Bei der Magistrale handelt es sich um eine geplante, künftig schnelle, innereuropäische Eisenbahnverbindung Frankreich – Süddeutschland – Österreich – Ungarn. Die Strecke führt auch über Straßburg und Karlsruhe. Die Federführung bei der Planung des Vorhabens liegt in der TechnologieRegion Karlsruhe.

TGV in Karlsruhe

„1. planmäßiger TGV“ „Verspätung ca. 10 Min“ und XXL-Tüte „Karlsruhe – une force. un élan.“
Freitag, 25. Mai 2007
Ein TGV fährt als Sonderzug mit Prominenz von Stuttgart über Karlsruhe nach Paris, dort trifft er zeitgleich mit einem ICE aus Frankfurt/Main ein.
Montag, 28. Mai 2007
09:00 bis 17:00 Uhr: Ein TGV ist am Karlsruher Hauptbahnhof auf Gleis 14 zu besichtigen.
Sonntag, 10. Juni 2007
ab 9.45 Uhr Fest auf dem Bahnsteig von Gleis acht des Hauptbahnhofs Karlsruhe.
10:25 Uhr erste fahrplanmäßige Ankunft eines TGV aus Paris Est
11:00 bis 18:00 Uhr Zum Start des neuen Fahrplans gibt es am Südausgang des Karlsruher Hauptbahnhofes ein Familienfest mit Open-Air-Konzert mit Lexington Bridge, Peter Kraus und Monrose.
Anreise: Wer am 10. Juni einen KVV-Einzelfahrschein zur Fahrt nach Karlsruhe löst, erhält beim DB-Infostand auf dem TGV-Fest einen Stempel auf die Fahrkarte. Mit diesem Stempel gilt die Karte dann zur kostenlosen Rückfahrt bis zum Ausgangspunkt.[1]
Freitag, 23. März 2012
eine Verbindung von Frankfurt über Karlsruhe nach Marseille wurde in Betrieb genommen. Dies war zugleich die erste offizielle Fahrt eines doppelstöckigen TGV (TGV-Duplex) auf der Rheintalbahn. Im späteren Verlauf wurden alle Verbindungen, die durch Karlsruhe führen auf Doppelstock-TGVs umgestellt.
Samstag, 4. Juni 2016
Mit der Eröffnung des letzten Hochgeschwindigkeitsabschnitts bei Strasbourg verkürzt sich die Fahrzeit ab Karlsruhe um weitere 30 Minuten auf 2,5 Stunden.
Samstag, 8. Juli 2023
In jedem Sommer fährt jeweils samstags ein TGV ohne Umstieg weiter bis nach Bordeaux.

Fahrtenangebot

bis Juni 2007

Grenzüberschreitende Züge verkehrten mit elektrischen Mehrsystem-Lokomotiven (Baureihe 181), die für die Strecke Bruchsal – Stuttgart zu langsam und auch nicht druckdicht waren (wegen der Tunnel), so dass meist in Karlsruhe Hbf Lokomotivwechsel war.

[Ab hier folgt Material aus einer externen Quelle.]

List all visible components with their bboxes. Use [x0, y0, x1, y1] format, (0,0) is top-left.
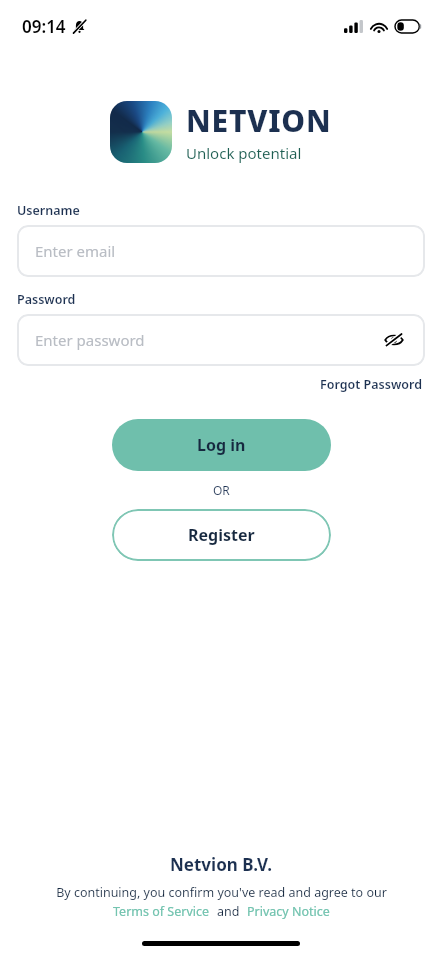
staticText: Unlock potential [186, 143, 302, 163]
button[interactable]: Privacy Notice [246, 903, 331, 920]
button[interactable]: Log in [112, 419, 331, 471]
staticText: and [217, 903, 240, 920]
button[interactable]: Forgot Password [318, 374, 425, 395]
staticText: OR [213, 482, 230, 498]
staticText: Register [188, 524, 255, 546]
staticText: Privacy Notice [247, 903, 330, 920]
staticText: Username [17, 202, 80, 219]
staticText: Password [17, 291, 76, 308]
staticText: Terms of Service [113, 903, 210, 920]
staticText: Netvion B.V. [170, 853, 273, 876]
staticText: Log in [197, 434, 246, 456]
staticText: Forgot Password [320, 376, 423, 393]
button[interactable]: Terms of Service [112, 903, 211, 920]
staticText: Enter email [35, 241, 116, 261]
button[interactable]: Enter password [17, 314, 425, 366]
button[interactable]: Register [112, 509, 331, 561]
staticText: By continuing, you confirm you've read a… [56, 884, 387, 901]
button[interactable]: Show password [381, 327, 407, 353]
button[interactable]: Enter email [17, 225, 425, 277]
staticText: 09:14 [22, 15, 66, 38]
staticText: NETVION [186, 100, 332, 141]
staticText: Enter password [35, 330, 145, 350]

Eine durchgehende Regionalbahn-Linie von Karlsruhe nach Straßburg existiert nicht, man muss daher entweder über Appenweier einmal, sonst zweimal umsteigen.

seit Juni 2007

Seit dem 10. Juni 2007 gibt es TGV-Verbindungen von Stuttgart mit nur zwei Halten (in Karlsruhe Hbf und Straßburg) nach Paris Est und zurück.

Der Zug hat auf französischer Seite Reservierungspflicht, BordBistro und ist ein Nichtraucherzug. Ein TGV benötigte fahrplanmäßig zunächst 3 Stunden und 2 Minuten für die Fahrt von Karlsruhe nach Paris und seit 2016 2 Stunden 33 Minuten.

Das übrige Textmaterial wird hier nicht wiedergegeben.